Perform Grubbs' outlier test.
ARGUMENTS
y_i (list or numpy array) - dataset
alpha (float) - significance cutoff for test
RETURNS
G_i (list) - Grubbs G statistic for each member of the dataset
Gtest (float) - rejection cutoff; hypothesis that no outliers exist if G_i.max() > Gtest
no_outliers (bool) - boolean indicating whether there are no outliers at specified
significance level
index (int) - integer index of outlier with maximum G_i
Code from https://github.com/choderalab/cadd-grc-2013/blob/master/notebooks/Outliers.ipynb
"""
s = y_i.std()
G_i = np.abs(y_i - y_i.mean()) / s
N = y_i.size
t = stats.t.isf(1 - alpha/(2*N), N-2)
# Upper critical value of the t-distribution with N − 2 degrees of freedom and a
# significance level of α/(2N)
Gtest = (N-1)/np.sqrt(N) * np.sqrt(t**2 / (N-2+t**2))
G = G_i.max()
index = G_i.argmax()
no_outliers = (G > Gtest)
return [G_i, Gtest, no_outliers, index]
x_grubbs1 = np.array([9, 10, 11, 9, 10, 100000, 11])

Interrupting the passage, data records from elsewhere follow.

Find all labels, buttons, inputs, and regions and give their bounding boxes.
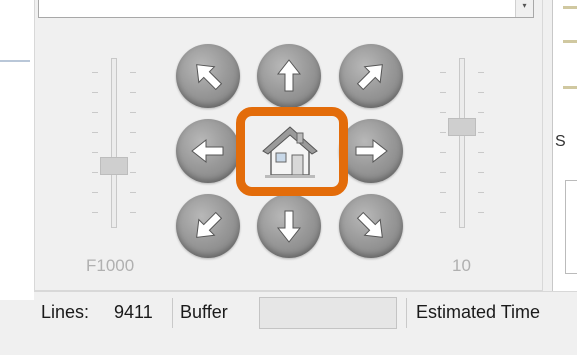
command-field[interactable]: ▾ <box>38 0 534 18</box>
jog-up-button[interactable] <box>257 44 321 108</box>
home-button-highlight <box>236 107 348 196</box>
status-separator <box>406 298 407 328</box>
buffer-label: Buffer <box>180 302 228 322</box>
arrow-left-icon <box>191 138 224 164</box>
left-background <box>0 0 34 300</box>
right-panel-text-fragment <box>563 86 577 89</box>
jog-left-button[interactable] <box>176 119 240 183</box>
jog-down-button[interactable] <box>257 194 321 258</box>
feed-slider-track <box>111 58 117 228</box>
jog-down-right-button[interactable] <box>339 194 403 258</box>
step-slider-track <box>459 58 465 228</box>
status-separator <box>172 298 173 328</box>
arrow-up-left-icon <box>196 64 223 91</box>
estimated-time-label: Estimated Time <box>416 302 541 322</box>
right-panel-text-fragment <box>563 40 577 43</box>
jog-up-left-button[interactable] <box>176 44 240 108</box>
arrow-up-icon <box>276 59 302 92</box>
arrow-down-right-icon <box>356 211 383 238</box>
feed-slider-thumb[interactable] <box>100 157 128 175</box>
step-size-slider[interactable] <box>440 58 484 248</box>
step-size-label: 10 <box>452 256 471 275</box>
right-side-panel: S <box>552 0 577 300</box>
feed-rate-label: F1000 <box>86 256 135 275</box>
jog-down-left-button[interactable] <box>176 194 240 258</box>
left-divider <box>0 60 30 62</box>
status-bar: Lines: 9411 Buffer Estimated Time <box>34 291 577 336</box>
lines-label: Lines: <box>41 302 90 322</box>
feed-rate-slider[interactable] <box>92 58 136 248</box>
jog-up-right-button[interactable] <box>339 44 403 108</box>
arrow-right-icon <box>355 138 388 164</box>
arrow-up-right-icon <box>356 64 383 91</box>
jog-right-button[interactable] <box>339 119 403 183</box>
right-panel-box <box>565 180 577 274</box>
lines-count: 9411 <box>114 302 153 322</box>
buffer-progress-bar <box>259 297 397 329</box>
arrow-down-icon <box>276 210 302 243</box>
dropdown-arrow-icon[interactable]: ▾ <box>515 0 533 17</box>
right-panel-text-fragment <box>563 6 577 9</box>
arrow-down-left-icon <box>196 211 223 238</box>
step-slider-thumb[interactable] <box>448 118 476 136</box>
right-panel-label: S <box>555 133 566 150</box>
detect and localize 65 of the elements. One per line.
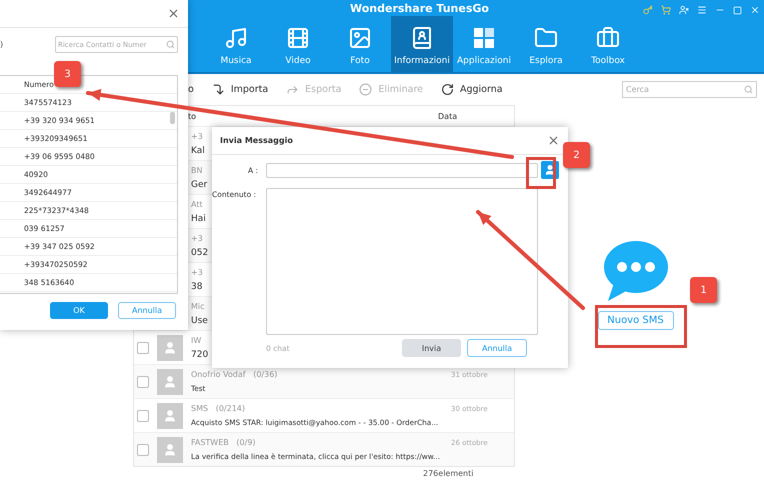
key-icon[interactable]	[643, 5, 653, 15]
message-sender: BN	[191, 166, 202, 174]
minus-circle-icon	[359, 83, 372, 96]
folder-icon	[534, 26, 558, 50]
message-sender: Onofrio Vodaf (0/36)	[191, 370, 278, 379]
close-button[interactable]	[167, 7, 180, 20]
step-badge: 2	[563, 142, 590, 168]
maximize-icon[interactable]	[733, 6, 742, 14]
forward-arrow-icon	[286, 83, 300, 96]
toolbar-button[interactable]: Importa	[230, 84, 268, 95]
message-textarea[interactable]	[266, 188, 538, 335]
message-preview: Ger	[191, 180, 208, 190]
checkbox[interactable]	[137, 342, 149, 354]
nav-tab[interactable]: Informazioni	[391, 16, 453, 72]
briefcase-icon	[596, 26, 620, 50]
grid-icon	[472, 26, 496, 50]
user-icon[interactable]	[679, 5, 689, 15]
dialog-button[interactable]: Invia	[402, 339, 461, 357]
recipient-field[interactable]	[266, 163, 538, 178]
message-preview: Kal	[191, 146, 205, 156]
message-sender: +3	[191, 132, 203, 140]
checkbox[interactable]	[137, 444, 149, 456]
menu-icon[interactable]	[697, 5, 707, 15]
message-preview: 052	[191, 248, 208, 258]
search-icon	[744, 85, 753, 94]
image-icon	[348, 26, 372, 50]
message-sender: IW	[191, 336, 202, 344]
refresh-icon	[440, 83, 454, 96]
message-sender: +3	[191, 234, 203, 242]
toolbar-button[interactable]: Aggiorna	[460, 84, 503, 95]
film-icon	[286, 26, 310, 50]
scrollbar-thumb[interactable]	[170, 112, 175, 124]
message-preview: 38	[191, 282, 202, 292]
search-icon	[166, 40, 175, 49]
message-sender: SMS (0/214)	[191, 404, 245, 413]
person-icon	[163, 408, 177, 422]
person-icon	[544, 164, 556, 176]
column-header: Data	[438, 112, 458, 120]
window-title: Wondershare TunesGo	[350, 2, 489, 15]
message-sender: Mic	[191, 302, 205, 310]
step-badge: 1	[690, 277, 717, 303]
curved-arrow-icon	[212, 83, 225, 96]
close-icon[interactable]	[750, 5, 760, 15]
cart-icon[interactable]	[661, 5, 671, 15]
step-badge: 3	[54, 61, 81, 87]
filter-label: )	[0, 40, 4, 49]
contact-book-icon	[410, 26, 434, 50]
message-preview: 720	[191, 350, 208, 360]
person-icon	[163, 374, 177, 388]
message-sender: FASTWEB (0/9)	[191, 438, 256, 447]
checkbox[interactable]	[137, 376, 149, 388]
person-icon	[163, 340, 177, 354]
message-preview: Hai	[191, 214, 206, 224]
message-preview: Use	[191, 316, 208, 326]
column-header: to	[188, 112, 198, 120]
highlight-frame	[526, 157, 556, 189]
message-sender: +3	[191, 268, 203, 276]
status-text: 276elementi	[423, 469, 474, 478]
dialog-title: Invia Messaggio	[220, 136, 293, 145]
toolbar-button[interactable]: o	[188, 84, 194, 95]
person-icon	[163, 442, 177, 456]
music-note-icon	[224, 26, 248, 50]
message-sender: Att	[191, 200, 203, 208]
checkbox[interactable]	[137, 410, 149, 422]
close-button[interactable]	[547, 134, 560, 147]
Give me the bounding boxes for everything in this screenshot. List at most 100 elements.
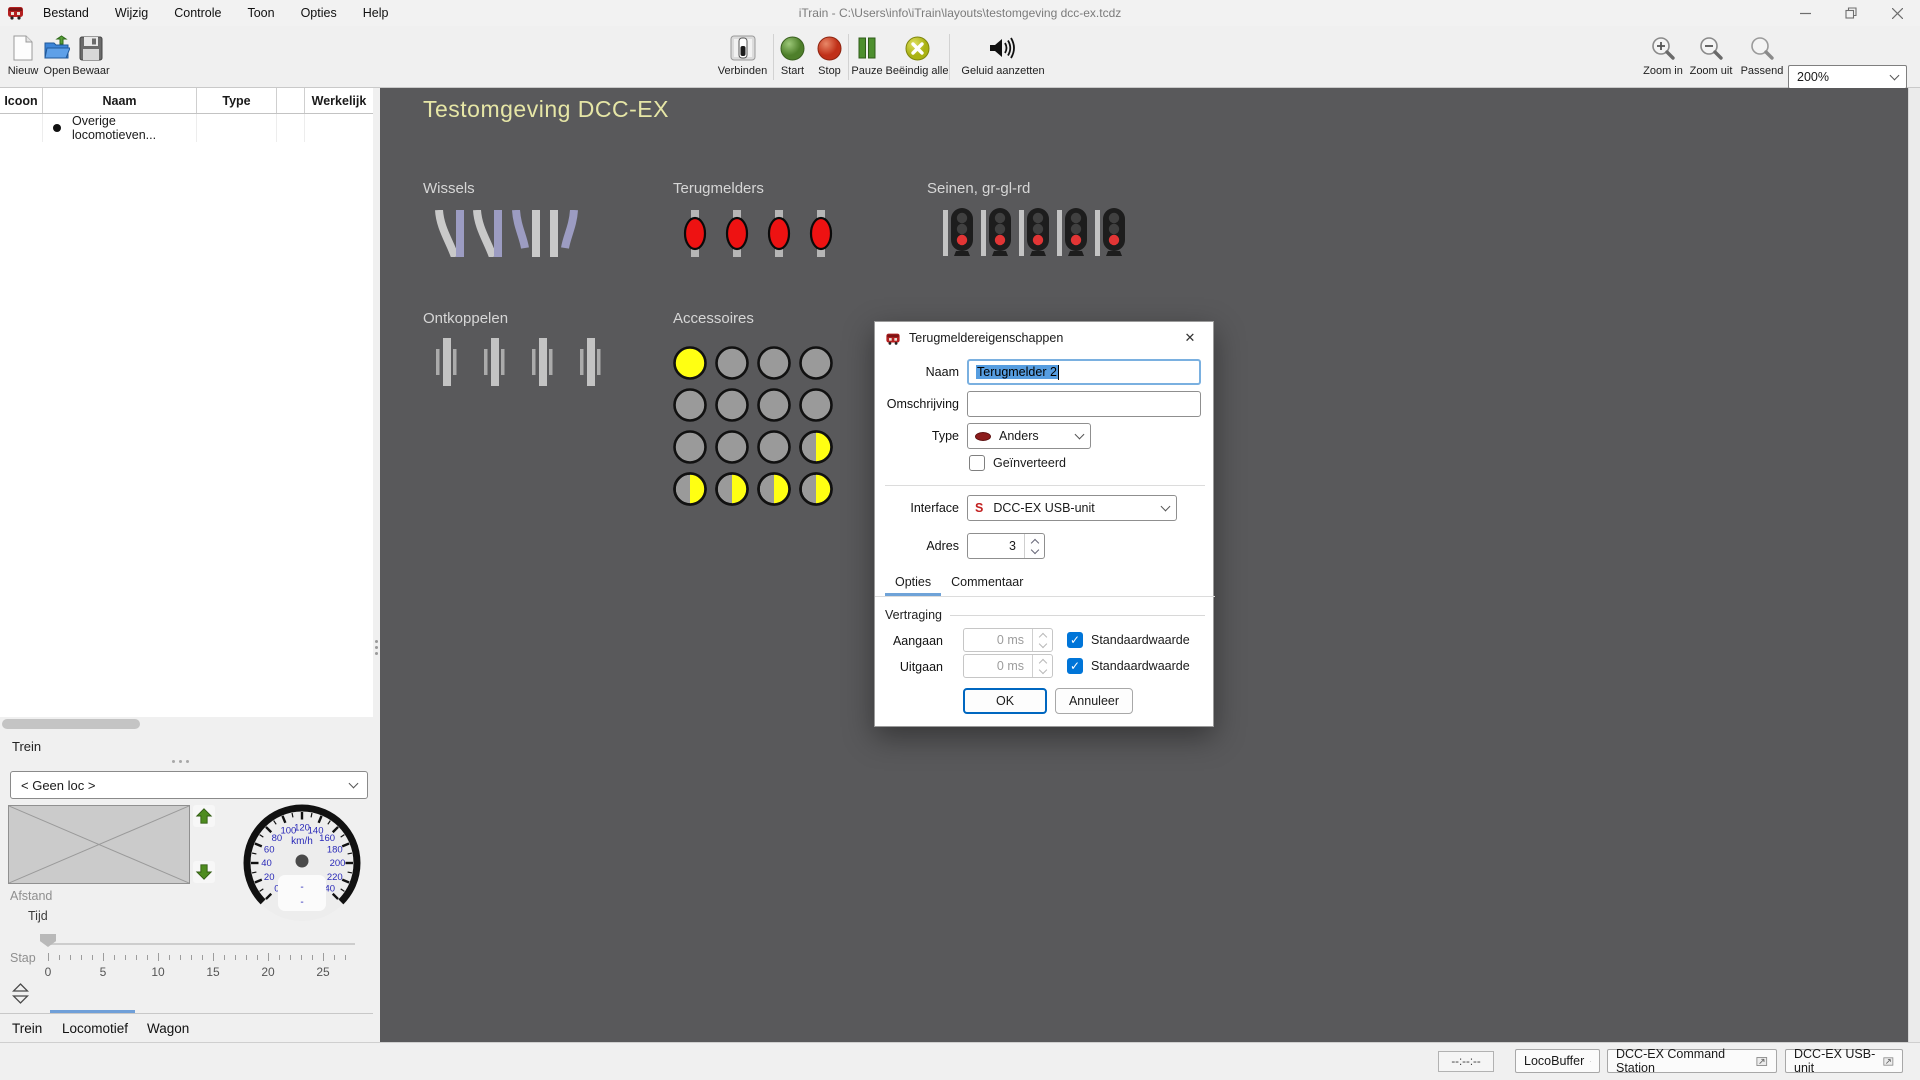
end-all-button[interactable]: Beëindig alle — [885, 26, 949, 88]
menu-item-help[interactable]: Help — [350, 0, 402, 26]
panel-drag-handle-icon[interactable] — [172, 760, 189, 763]
aangaan-default-checkbox[interactable]: ✓ — [1067, 632, 1083, 648]
accessory-button-gray[interactable] — [798, 345, 834, 386]
usb-unit-button[interactable]: DCC-EX USB-unit — [1785, 1049, 1903, 1073]
connect-button[interactable]: Verbinden — [712, 26, 773, 88]
accessory-button-half[interactable] — [672, 471, 708, 512]
accessory-button-gray[interactable] — [714, 387, 750, 428]
uncoupler-icon[interactable] — [433, 338, 459, 391]
new-button[interactable]: Nieuw — [6, 26, 40, 88]
accessory-button-gray[interactable] — [756, 345, 792, 386]
uncoupler-icon[interactable] — [529, 338, 555, 391]
locobuffer-button[interactable]: LocoBuffer — [1515, 1049, 1600, 1073]
feedback-indicator-icon[interactable] — [766, 210, 792, 262]
feedback-indicator-icon[interactable] — [724, 210, 750, 262]
signal-icon[interactable] — [1019, 208, 1049, 263]
turnout-icon[interactable] — [509, 210, 543, 262]
vertical-scrollbar[interactable] — [1908, 88, 1920, 1042]
inverted-checkbox-row[interactable]: Geïnverteerd — [969, 455, 1066, 471]
accessory-button-yellow[interactable] — [672, 345, 708, 386]
dialog-close-icon[interactable]: ✕ — [1177, 330, 1203, 346]
uncoupler-icon[interactable] — [481, 338, 507, 391]
inverted-checkbox[interactable] — [969, 455, 985, 471]
accessory-button-gray[interactable] — [714, 429, 750, 470]
menu-item-controle[interactable]: Controle — [161, 0, 234, 26]
accessory-button-half[interactable] — [798, 429, 834, 470]
menu-item-bestand[interactable]: Bestand — [30, 0, 102, 26]
chevron-down-icon — [1890, 71, 1900, 81]
accessory-button-gray[interactable] — [714, 345, 750, 386]
slider-thumb[interactable] — [40, 934, 56, 947]
sound-button[interactable]: Geluid aanzetten — [950, 26, 1056, 88]
signal-icon[interactable] — [1095, 208, 1125, 263]
turnout-icon[interactable] — [471, 210, 505, 262]
green-up-arrow-icon — [195, 807, 213, 825]
accessory-button-gray[interactable] — [756, 429, 792, 470]
uitgaan-default-checkbox[interactable]: ✓ — [1067, 658, 1083, 674]
open-button[interactable]: Open — [40, 26, 74, 88]
save-button[interactable]: Bewaar — [74, 26, 108, 88]
uncoupler-icon[interactable] — [577, 338, 603, 391]
tab-commentaar[interactable]: Commentaar — [941, 569, 1033, 596]
loc-select[interactable]: < Geen loc > — [10, 771, 368, 799]
menu-item-wijzig[interactable]: Wijzig — [102, 0, 161, 26]
speed-up-button[interactable] — [193, 805, 215, 827]
column-header-naam[interactable]: Naam — [43, 88, 197, 113]
menu-item-toon[interactable]: Toon — [234, 0, 287, 26]
signal-icon[interactable] — [1057, 208, 1087, 263]
spinner-buttons[interactable] — [1024, 534, 1044, 558]
section-label-seinen: Seinen, gr-gl-rd — [927, 180, 1030, 197]
zoom-in-button[interactable]: Zoom in — [1640, 26, 1686, 88]
scrollbar-thumb[interactable] — [2, 719, 140, 729]
signal-icon[interactable] — [943, 208, 973, 263]
panel-splitter[interactable] — [373, 88, 380, 1042]
restore-button[interactable] — [1828, 0, 1874, 26]
expand-collapse-icon[interactable] — [12, 983, 29, 1004]
signal-icon[interactable] — [981, 208, 1011, 263]
zoom-level-select[interactable]: 200% — [1788, 65, 1907, 89]
accessory-button-half[interactable] — [798, 471, 834, 512]
interface-select[interactable]: S DCC-EX USB-unit — [967, 495, 1177, 521]
tab-wagon[interactable]: Wagon — [147, 1021, 189, 1036]
column-header-icoon[interactable]: Icoon — [0, 88, 43, 113]
accessory-button-half[interactable] — [714, 471, 750, 512]
step-slider[interactable] — [48, 943, 355, 945]
accessory-button-gray[interactable] — [756, 387, 792, 428]
turnout-icon[interactable] — [433, 210, 467, 262]
omschrijving-input[interactable] — [967, 391, 1201, 417]
tab-opties[interactable]: Opties — [885, 569, 941, 596]
accessory-button-gray[interactable] — [672, 429, 708, 470]
tab-locomotief[interactable]: Locomotief — [62, 1021, 128, 1036]
horizontal-scrollbar[interactable] — [0, 717, 373, 731]
connect-switch-icon — [730, 34, 756, 62]
accessory-button-gray[interactable] — [672, 387, 708, 428]
command-station-button[interactable]: DCC-EX Command Station — [1607, 1049, 1777, 1073]
type-select[interactable]: Anders — [967, 423, 1091, 449]
close-button[interactable] — [1874, 0, 1920, 26]
accessory-button-gray[interactable] — [798, 387, 834, 428]
start-button[interactable]: Start — [774, 26, 811, 88]
naam-input[interactable]: Terugmelder 2 — [967, 359, 1201, 385]
zoom-fit-button[interactable]: Passend — [1736, 26, 1788, 88]
pause-button[interactable]: Pauze — [849, 26, 885, 88]
feedback-indicator-icon[interactable] — [808, 210, 834, 262]
table-row[interactable]: Overige locomotieven... — [0, 114, 373, 139]
turnout-icon[interactable] — [547, 210, 581, 262]
ok-button[interactable]: OK — [963, 688, 1047, 714]
menu-item-opties[interactable]: Opties — [288, 0, 350, 26]
minimize-button[interactable] — [1782, 0, 1828, 26]
bottom-tabs: Trein Locomotief Wagon — [0, 1021, 373, 1042]
stop-button[interactable]: Stop — [811, 26, 848, 88]
column-header-empty[interactable] — [277, 88, 305, 113]
adres-spinner[interactable]: 3 — [967, 533, 1045, 559]
accessory-button-half[interactable] — [756, 471, 792, 512]
tab-trein[interactable]: Trein — [12, 1021, 42, 1036]
cancel-button[interactable]: Annuleer — [1055, 688, 1133, 714]
column-header-werkelijk[interactable]: Werkelijk — [305, 88, 373, 113]
zoom-out-button[interactable]: Zoom uit — [1686, 26, 1736, 88]
uitgaan-default-row[interactable]: ✓ Standaardwaarde — [1067, 658, 1190, 674]
column-header-type[interactable]: Type — [197, 88, 277, 113]
aangaan-default-row[interactable]: ✓ Standaardwaarde — [1067, 632, 1190, 648]
speed-down-button[interactable] — [193, 861, 215, 883]
feedback-indicator-icon[interactable] — [682, 210, 708, 262]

G1, Gtest, noout, indexval = Grubbs_outlier_test(x_grubbs1)
print(G1)
print("%.3f" % Gtest)
print(noout)
print(indexval)
[ 0.408 0.408 0.408 0.408 0.408 2.449 0.408] 1.411 True 5
Note that both of these tests assume that your data is normally distributed.
There's an extension of the Grubb's test called the Tietjen-Moore test, though this requires you to specify the number of outliers from the start.